Dopo quell’episodio come hai fatto a proseguire senza accusare troppo il colpo?

Ho mantenuto la calma e la lucidità anche perché era Pietro che me l’aveva chiesto. In quella vicenda ho trovato la forza di continuare a giocare e lottare fino alla fine anche per lui. 

Sei molto ‘social addicted’, che utilizzo fai dei tuoi profili?

I social media sono un modo per mostrare a tutti il mio stile di vita, come mi comporto, come mi alleno e spero che questo sia utile a tutte le fasce di età. Sono cresciuto in un contesto difficile, nel Sud Italia le possibilità sono nettamente ridotte rispetto al Nord. Vorrei che i più giovani capissero come anche in una realtà come la mia si possano raggiungere i propri obiettivi. I social aiutano molto in questo, ti mettono in contatto con tantissime persone anche se non le conosci direttamente. Vorrei far capire loro che nella vita, se si vuole davvero qualcosa, bisogna lottare e andare a prendersela. 

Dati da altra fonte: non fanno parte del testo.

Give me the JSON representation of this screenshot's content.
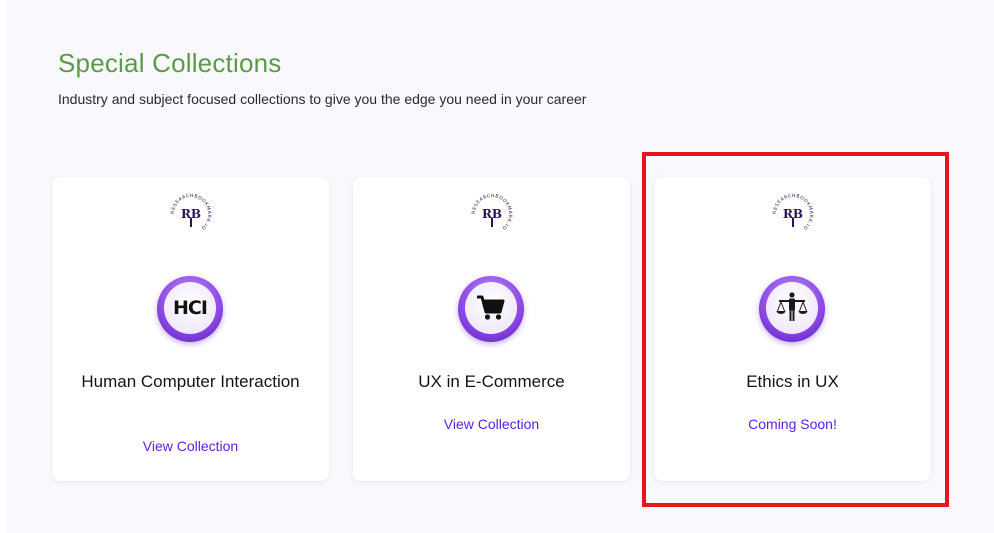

Secondo te cosa bisogna fare per rendere il golf più appetibile alle nuove generazioni?

Bisogna insistere nelle scuole e fare capire ai ragazzi e ai genitori che il golf non è più uno sport elitario come lo era all’epoca. Purtroppo, in Italia ci sono ancora pochissime strutture rispetto a paesi molto meno sviluppati di noi. Dai 15 anni trascorrevo sei mesi all’anno in Sud Africa, a Johannesburg, e lì la povertà era nettamente superiore alla nostra. Ma, nonostante questo, il golf era ed è tutt’ora quasi uno sport nazionale. Ai ragazzi danno molte possibilità, le strutture per allenarsi sono eccellenti. Ecco, in Italia si dovrebbero creare molte più Academy dedicate ai ragazzi.

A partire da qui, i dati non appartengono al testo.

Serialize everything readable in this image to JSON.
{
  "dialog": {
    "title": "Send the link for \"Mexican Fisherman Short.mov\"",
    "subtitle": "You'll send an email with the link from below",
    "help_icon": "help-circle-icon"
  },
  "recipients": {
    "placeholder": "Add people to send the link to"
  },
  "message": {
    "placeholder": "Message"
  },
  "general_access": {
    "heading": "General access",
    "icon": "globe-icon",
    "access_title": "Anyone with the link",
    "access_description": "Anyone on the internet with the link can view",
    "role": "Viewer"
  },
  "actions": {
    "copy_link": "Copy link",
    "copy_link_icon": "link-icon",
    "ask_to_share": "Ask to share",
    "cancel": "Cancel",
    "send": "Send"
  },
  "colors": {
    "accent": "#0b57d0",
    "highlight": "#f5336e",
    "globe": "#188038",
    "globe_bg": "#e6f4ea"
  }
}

Cosa diresti al Lapo bambino che a 13 anni si allenava in Puglia sognando di fare il professionista di golf?

Di non mollare mai e di non farsi abbattere dagli altri. Da piccolo nessuno credeva in me, a parte la mia famiglia, e questa è stata la mia forza, far capire agli altri che ce la potevo fare. Nelle difficoltà si trovano le rivalse. Bisogna avere “fame” nella vita. 

Chi è invece Francesco fuori dal campo da golf?

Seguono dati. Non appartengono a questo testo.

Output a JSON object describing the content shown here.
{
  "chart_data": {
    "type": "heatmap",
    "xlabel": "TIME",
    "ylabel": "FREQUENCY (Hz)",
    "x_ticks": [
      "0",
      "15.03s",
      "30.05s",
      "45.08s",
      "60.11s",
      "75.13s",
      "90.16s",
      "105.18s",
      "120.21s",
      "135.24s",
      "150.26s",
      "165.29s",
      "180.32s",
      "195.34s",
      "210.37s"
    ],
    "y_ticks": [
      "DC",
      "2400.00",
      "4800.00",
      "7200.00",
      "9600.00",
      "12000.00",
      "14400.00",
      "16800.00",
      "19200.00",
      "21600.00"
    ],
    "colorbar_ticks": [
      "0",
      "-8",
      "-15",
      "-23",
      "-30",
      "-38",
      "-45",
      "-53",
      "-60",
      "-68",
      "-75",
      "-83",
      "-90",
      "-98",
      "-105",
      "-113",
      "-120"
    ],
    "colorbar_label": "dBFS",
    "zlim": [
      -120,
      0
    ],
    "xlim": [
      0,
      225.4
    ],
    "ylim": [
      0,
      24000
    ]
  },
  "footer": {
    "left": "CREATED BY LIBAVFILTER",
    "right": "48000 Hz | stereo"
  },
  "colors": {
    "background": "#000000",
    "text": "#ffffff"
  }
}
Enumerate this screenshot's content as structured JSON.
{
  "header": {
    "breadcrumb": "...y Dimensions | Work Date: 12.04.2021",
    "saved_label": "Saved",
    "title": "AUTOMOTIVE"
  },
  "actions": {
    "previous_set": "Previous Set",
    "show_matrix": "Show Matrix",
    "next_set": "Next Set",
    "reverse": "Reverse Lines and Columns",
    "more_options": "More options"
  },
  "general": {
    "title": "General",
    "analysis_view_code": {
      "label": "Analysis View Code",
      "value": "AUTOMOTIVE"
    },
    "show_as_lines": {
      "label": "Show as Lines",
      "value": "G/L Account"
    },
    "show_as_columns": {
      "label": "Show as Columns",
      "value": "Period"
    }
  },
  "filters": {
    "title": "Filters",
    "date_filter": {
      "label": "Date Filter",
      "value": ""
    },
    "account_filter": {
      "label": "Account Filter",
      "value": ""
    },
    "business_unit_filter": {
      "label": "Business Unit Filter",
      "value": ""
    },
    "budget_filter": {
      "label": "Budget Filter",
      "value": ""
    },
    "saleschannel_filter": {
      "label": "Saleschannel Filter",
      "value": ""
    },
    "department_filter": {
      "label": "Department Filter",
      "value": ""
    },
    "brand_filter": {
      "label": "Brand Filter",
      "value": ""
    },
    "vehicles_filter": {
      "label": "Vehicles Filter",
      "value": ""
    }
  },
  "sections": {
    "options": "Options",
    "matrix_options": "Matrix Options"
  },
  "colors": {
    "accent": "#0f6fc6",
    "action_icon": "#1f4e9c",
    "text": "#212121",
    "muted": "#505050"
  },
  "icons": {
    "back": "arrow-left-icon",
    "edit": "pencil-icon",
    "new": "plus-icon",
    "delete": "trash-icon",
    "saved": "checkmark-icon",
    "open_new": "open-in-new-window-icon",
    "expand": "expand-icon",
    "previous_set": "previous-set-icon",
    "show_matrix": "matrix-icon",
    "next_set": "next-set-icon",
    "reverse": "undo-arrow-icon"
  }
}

Un ragazzo molto legato alla sua terra e alla sua famiglia. Quando non sono in campo amo seguire lo sport in generale, spazio dal basket, al calcio, dal tennis alla pallavolo e poi sono un vero e proprio malato di scarpe, solo e rigorosamente Nike. A casa solo in esposizione ne ho un centinaio. Mi sono costruito una cabina armadio illuminata in vetro, l’invidia di tutte voi donne.

La cabina armadio di Francesco Laporta

Parliamo di Milan?

(Pochi secondi di silenzio). Sto seriamente pensando di buttarti giù il telefono. Mettiamo bene in chiaro che il mio cuore è e sarà per sempre neroazzurro. Quest’anno ho anche iniziato lo shopping compulsivo e mi sono già comprato tutte le maglie. Ora aspetto di prendere i completini per mia figlia Nala che nascerà a dicembre.

Avete scelto un nome molto particolare.

È africano e significa successo e fortuna. È un nome che mi è sempre piaciuto e che mi lega all’Africa, un omaggio al Paese che mi ha ospitato da ragazzino.

Quali sono i valori che trasmetterai a tua figlia?

Lo spirito di sacrificio, il rispetto per gli altri, essere onesta e generosa, seguire il proprio cuore e prendere le decisioni senza farsi influenzare dagli altri. La vita è sua e deve essere libera di poter realizzare e fare ciò che vuole. Basta che sia interista, poi faccia quel che le pare.